Q: What will we eat if Android wins the mobile operating system war?
A: Blackberry and Apple Crumble.
I never said it was a good joke. But after the day I've had, even a lame pun is better than nothing.
Monday, 6 January
At this point, I am going to let you into a little secret. I nearly caved today. I was sitting in a room with four Windows machines, all switched off. I'd spent five hours - yes, five - trying to post an article.
During that time, I fought against devices rebooting, apps that crashed for no apparent reason but always at the crucial moment, and a cut and paste mechanism that seems to have been written by the cast of Sesame Street on ritalin.
It is safe to say that, for a journalist on a successful tech website, using Android exclusively is, while not impossible, certainly not convenient. It's a little like a holiday in North Korea. It can be done, but it probably isn't very relaxing and you might not get out of it in one piece.
I'm an advocate for Android due to its open ecosystem. But that can also be its undoing. There is often inconsistency between apps that means that they behave differently than Android design guidelines, thus reducing their capacity for intuitive use.

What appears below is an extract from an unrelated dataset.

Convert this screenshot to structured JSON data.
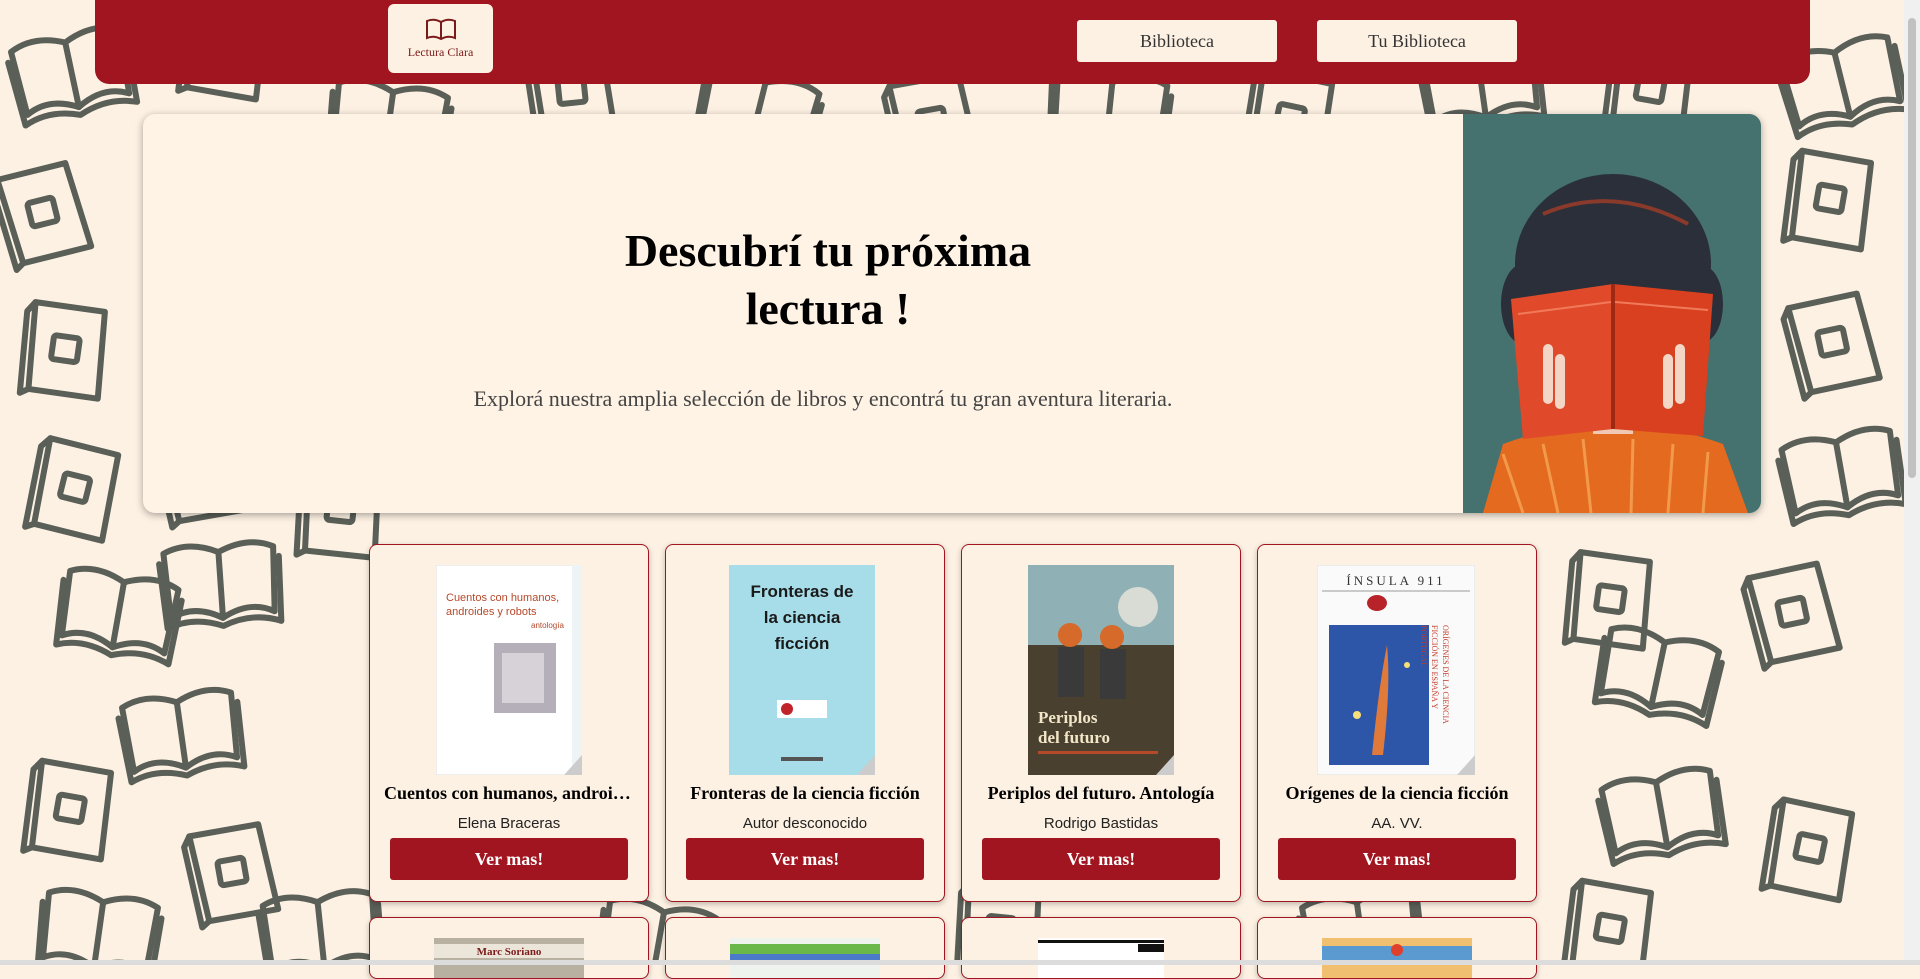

In addition, because many apps come from back bedroom developers, they are prone to instability. There isn't a huge community of bug testers to check every possible eventuality, and you can be sure that the one they haven't tested will be the one you end up running into and finding out about the hard way.
The various office apps in Android are all well intentioned, but none of them seem to be completely finished yet. Some don't offer word counts. Some don't save in the format you need. Some are just downright fiddly. Worst is that several of them crash as soon as you minimise the window, forcing you to start again. Between them, there are the makings of a good app. If all the best bits from the different packages were combined, you might have something really special.
But the experiment is about living with Android, not just working with it, and so to crumble now would be to cave over a small part of a large project. I do have a "business critical" getout clause that I can invoke, allowing me to work using Windows if I find it is affecting my job or my co-workers, however I haven't caved yet.
So I sought workarounds. The workaround I found involved doing something I've resisted doing for years. I've started writing my articles in HTML, fully coded and ready for the website.
It makes perfect sense - one copy and paste into our CMS and it's ready to go. It's something I will keep doing after this month is over. It's true what they say - sometimes crisis leads to opportunity.
Tuesday, 7 January
With that in mind, and on a lighter note, I'm delighted to present the results of my latest challenge. I was asked if I could create a piece of music and upload it to Soundcloud using Android. And here is the result below. It's called "Theme From Project Android".
I created it in around 90 minutes using Magix's Music Maker Jam (free with in-app purchases) and uploaded it using the old version of the Soundcloud website. The new version of the website and indeed the Soundcloud app (free) would not let me upload, only record from the microphone, and apparently Android users don't need to upload files they've already made. Another little example of the long way we have to go.
Please don't be too critical. I've never written any music before, certainly never on a computer, and besides, I've had a bad day.